Can we all stop talking about how much Sabathia weighs and concentrate on what he does on the diamond? The now 26-year-old put up another stellar 2006, posting a career low 3.22 ERA, but because of terrible run support could only muster 12 wins. The pitch-count issue has gone away, as manager Eric Wedge has made it a point to keep him under wraps early in the season, while allowing him to let loose late. Barring injury, which is true of any ace, there is no reason to think Sabathia will not continue his progress.
Sabathia has been a rock in the Cleveland rotation since coming up in 2001 and going 17-5. He's put up consistent numbers and steadily improved -- dropping his walks per nine innings from 4.74 in 2001 to 2.84 in 2005. Staying healthy has always been the key for Sabathia, who is a big guy and has pitched at or close to 200 innings for five straight seasons. The workload does wear him down, but the nicks and cuts -- like the strained oblique in 2005 -- don't seem to knock him out for long.
Sabathia, who is a power pitcher and the ace of the Indians staff, lends much of his success in the past couple of years to his improving control. His walks decreased the last two seasons while most of his other stats have stayed about the same. He has also focused more in the past few years of getting more ground ball outs instead of trying to overpower every batter with strikeouts. In 2005, with a more experienced Indians team, Sabathia might be in position to win more games. One bit of caution - Sabathia was sidelined with a shoulder injury in 2004 and carried a high pitch-count burden at a young age. Perhaps he'll avoid significant injury in 2005, but actuarially speaking he's a high-risk pitcher.
Sabathia continues to exceed our expectations, lowering his ERA and WHIP in his third full season.
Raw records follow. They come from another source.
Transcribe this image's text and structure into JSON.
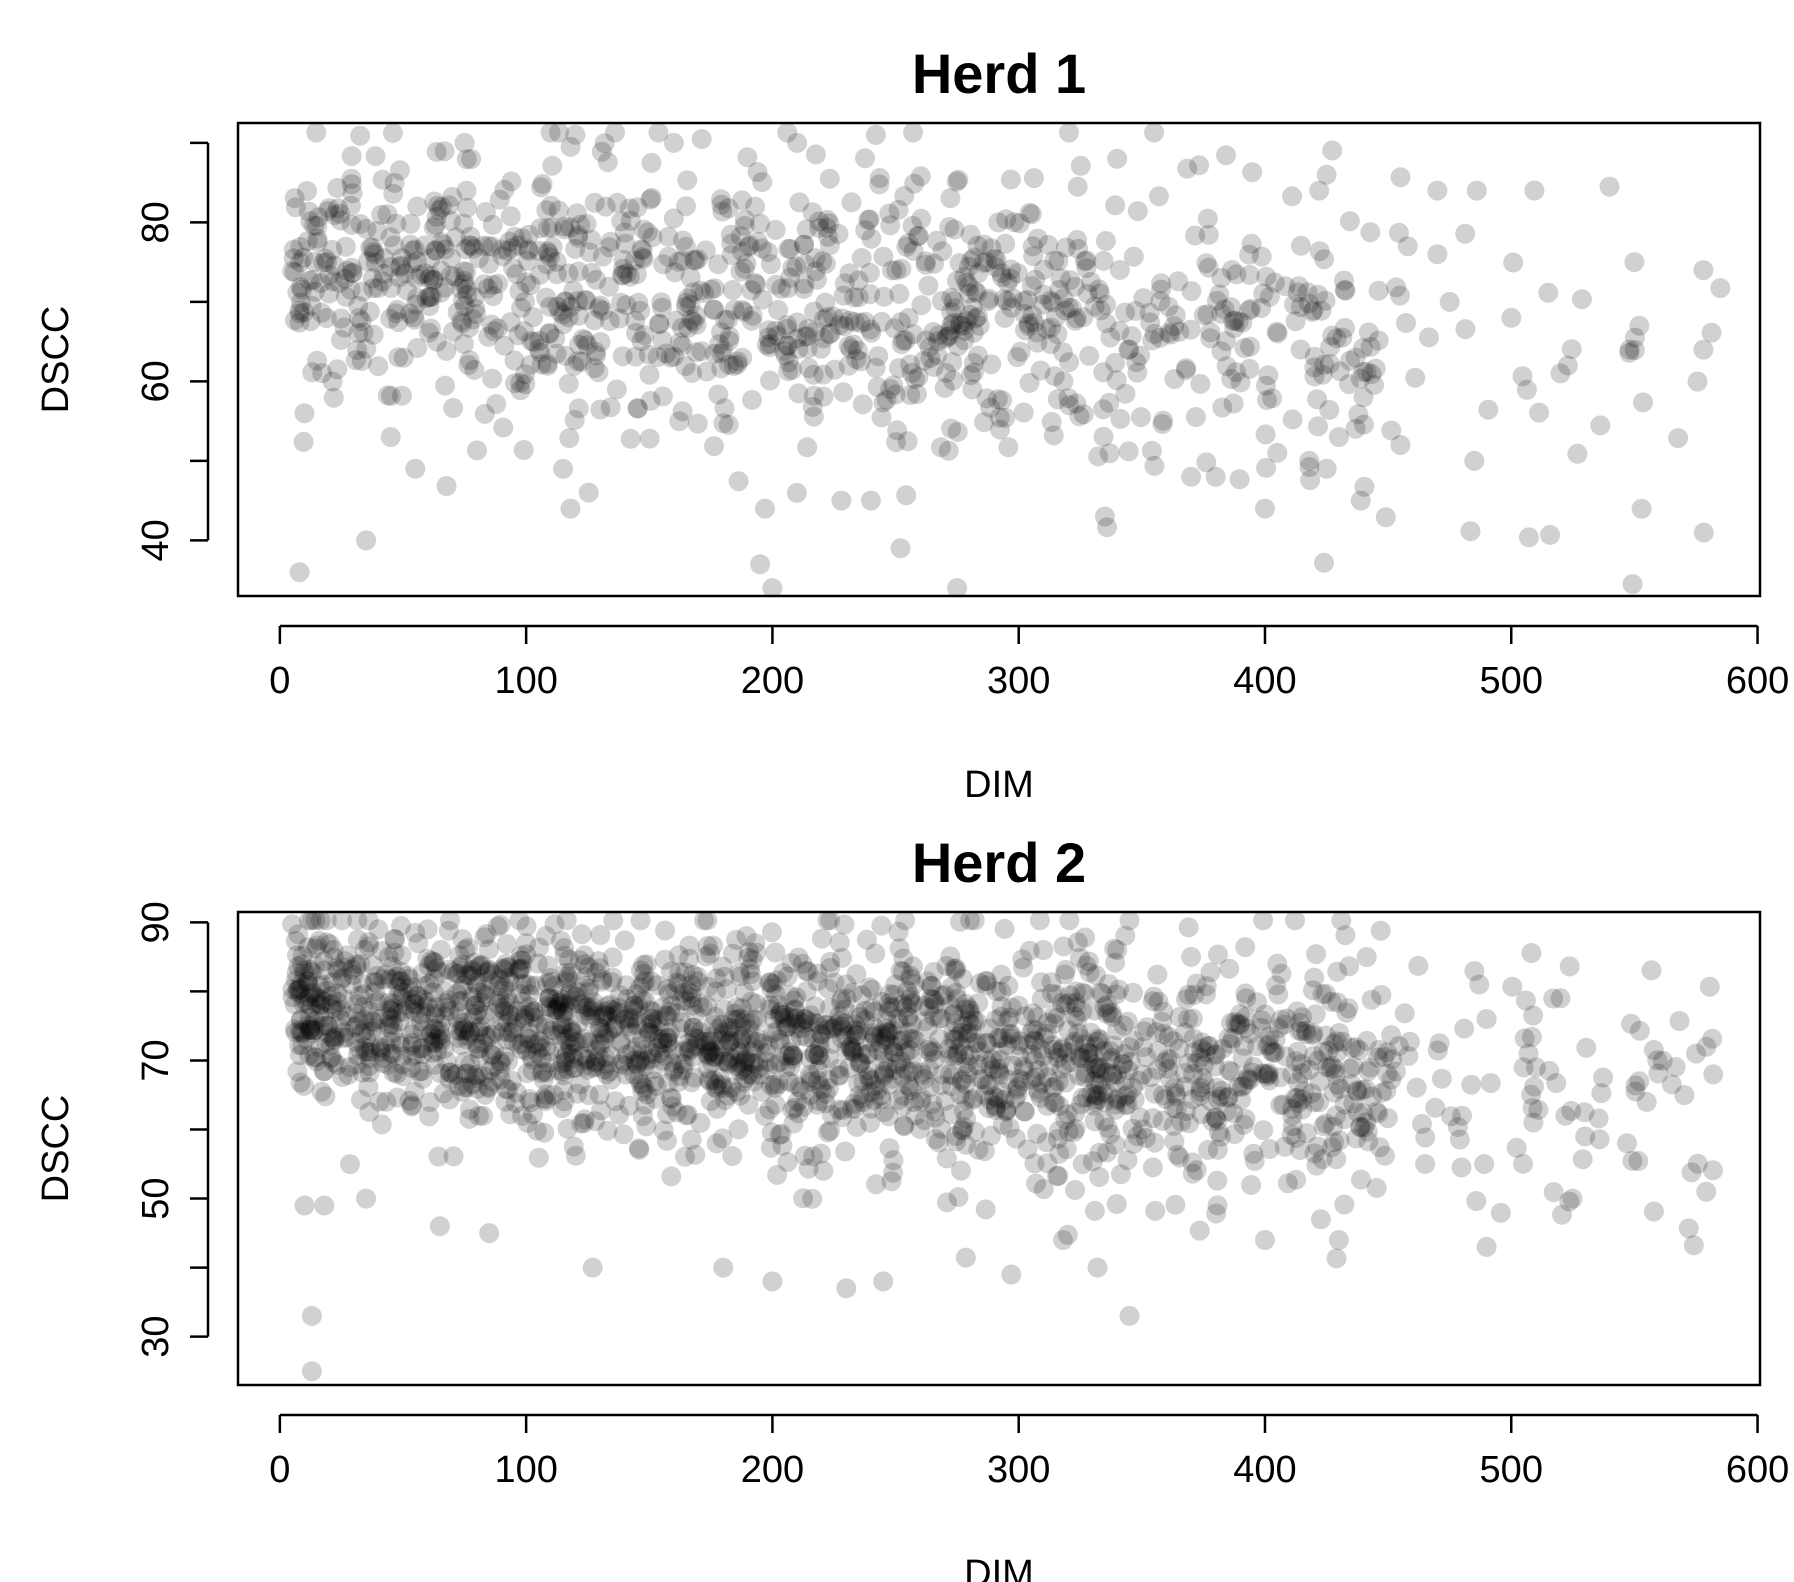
{
  "chart_data": [
    {
      "type": "scatter",
      "title": "Herd 1",
      "xlabel": "DIM",
      "ylabel": "DSCC",
      "xlim": [
        -17,
        601
      ],
      "ylim": [
        33,
        92.5
      ],
      "xticks": [
        0,
        100,
        200,
        300,
        400,
        500,
        600
      ],
      "yticks": [
        40,
        60,
        80
      ],
      "yminor": [
        50,
        70,
        90
      ],
      "point_color": "#000000",
      "point_opacity": 0.18,
      "n_points": 1100,
      "anchor_points": [
        [
          8,
          36
        ],
        [
          35,
          40
        ],
        [
          55,
          49
        ],
        [
          45,
          53
        ],
        [
          118,
          44
        ],
        [
          115,
          49
        ],
        [
          197,
          44
        ],
        [
          195,
          37
        ],
        [
          200,
          34
        ],
        [
          275,
          34
        ],
        [
          252,
          39
        ],
        [
          240,
          45
        ],
        [
          228,
          45
        ],
        [
          335,
          43
        ],
        [
          400,
          44
        ],
        [
          485,
          50
        ],
        [
          425,
          49
        ],
        [
          440,
          58
        ],
        [
          455,
          52
        ],
        [
          475,
          70
        ],
        [
          500,
          68
        ],
        [
          520,
          61
        ],
        [
          523,
          62
        ],
        [
          550,
          75
        ],
        [
          552,
          67
        ],
        [
          548,
          64
        ],
        [
          578,
          74
        ],
        [
          578,
          64
        ],
        [
          470,
          84
        ],
        [
          486,
          84
        ],
        [
          425,
          86
        ],
        [
          422,
          84
        ],
        [
          458,
          77
        ],
        [
          470,
          76
        ],
        [
          120,
          91
        ],
        [
          75,
          90
        ],
        [
          160,
          90
        ],
        [
          242,
          91
        ],
        [
          210,
          90
        ],
        [
          340,
          88
        ],
        [
          380,
          48
        ],
        [
          370,
          48
        ],
        [
          405,
          51
        ],
        [
          418,
          50
        ],
        [
          430,
          53
        ],
        [
          10,
          56
        ]
      ]
    },
    {
      "type": "scatter",
      "title": "Herd 2",
      "xlabel": "DIM",
      "ylabel": "DSCC",
      "xlim": [
        -17,
        601
      ],
      "ylim": [
        23,
        91.5
      ],
      "xticks": [
        0,
        100,
        200,
        300,
        400,
        500,
        600
      ],
      "yticks": [
        30,
        50,
        70,
        90
      ],
      "yminor": [
        40,
        60,
        80
      ],
      "point_color": "#000000",
      "point_opacity": 0.18,
      "n_points": 2100,
      "anchor_points": [
        [
          13,
          25
        ],
        [
          13,
          33
        ],
        [
          10,
          49
        ],
        [
          18,
          49
        ],
        [
          35,
          50
        ],
        [
          65,
          46
        ],
        [
          85,
          45
        ],
        [
          127,
          40
        ],
        [
          180,
          40
        ],
        [
          200,
          38
        ],
        [
          230,
          37
        ],
        [
          245,
          38
        ],
        [
          297,
          39
        ],
        [
          318,
          44
        ],
        [
          332,
          40
        ],
        [
          345,
          33
        ],
        [
          400,
          44
        ],
        [
          430,
          44
        ],
        [
          490,
          43
        ],
        [
          489,
          55
        ],
        [
          490,
          76
        ],
        [
          487,
          81
        ],
        [
          520,
          79
        ],
        [
          522,
          62
        ],
        [
          530,
          59
        ],
        [
          547,
          58
        ],
        [
          555,
          64
        ],
        [
          552,
          67
        ],
        [
          575,
          71
        ],
        [
          582,
          68
        ],
        [
          505,
          69
        ],
        [
          507,
          71
        ],
        [
          510,
          69
        ],
        [
          465,
          55
        ],
        [
          480,
          62
        ],
        [
          40,
          89
        ],
        [
          60,
          89
        ],
        [
          100,
          87
        ],
        [
          310,
          86
        ],
        [
          340,
          86
        ],
        [
          370,
          85
        ],
        [
          405,
          84
        ],
        [
          420,
          82
        ]
      ]
    }
  ]
}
We're still concerned about his workload - he averaged 104.8 pitches per start in 2003, third-highest in the AL (stat courtesy of the Bill James 2004 Handbook), and has thrown 588 innings in his first three years in the league. Sabathia's control improved last year, averaging 3.00 walks per nine innings after giving 3.77 per nine the year before.
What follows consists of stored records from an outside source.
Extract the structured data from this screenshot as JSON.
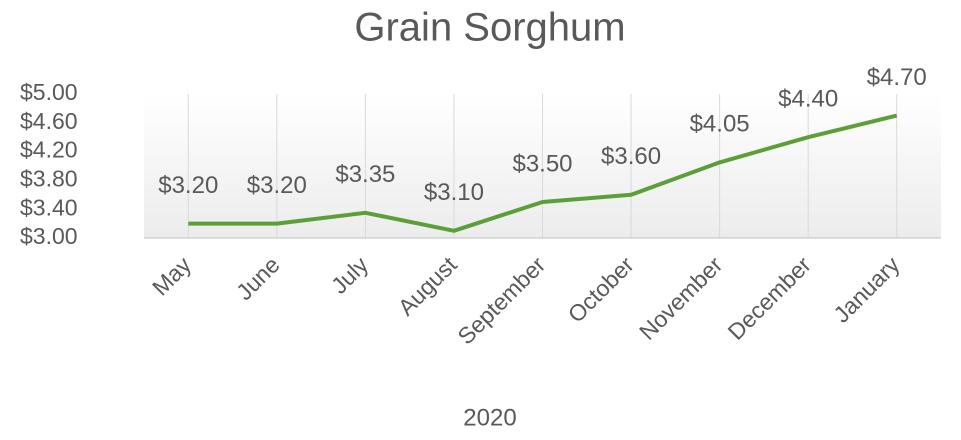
{
  "chart_data": {
    "type": "line",
    "title": "Grain Sorghum",
    "x_label": "2020",
    "categories": [
      "May",
      "June",
      "July",
      "August",
      "September",
      "October",
      "November",
      "December",
      "January"
    ],
    "series": [
      {
        "name": "Grain Sorghum",
        "color": "#5c9f38",
        "values": [
          3.2,
          3.2,
          3.35,
          3.1,
          3.5,
          3.6,
          4.05,
          4.4,
          4.7
        ],
        "value_labels": [
          "$3.20",
          "$3.20",
          "$3.35",
          "$3.10",
          "$3.50",
          "$3.60",
          "$4.05",
          "$4.40",
          "$4.70"
        ]
      }
    ],
    "ylim": [
      3,
      5
    ],
    "yticks": [
      {
        "value": 3,
        "label": "$3.00"
      },
      {
        "value": 3.4,
        "label": "$3.40"
      },
      {
        "value": 3.8,
        "label": "$3.80"
      },
      {
        "value": 4.2,
        "label": "$4.20"
      },
      {
        "value": 4.6,
        "label": "$4.60"
      },
      {
        "value": 5,
        "label": "$5.00"
      }
    ],
    "grid": "x"
  }
}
Three reasons to be optimistic about Sabathia in 2003 Ė he had a scintillating August and September, posting a 2.90 ERA; he cut down his HR-allowed rate; and he cut his walk rate. Three reasons to be pessimistic about Sabathia in 2003 Ė he pitched 210 innings while turning 22 in July; he struck out considerably fewer batters per nine innings, from 8.5 in 2001 to 6.4 in 2002; he has a questionable off-field lifestyle. The lifestyle concerns and his overall physical fitness have us worried the most.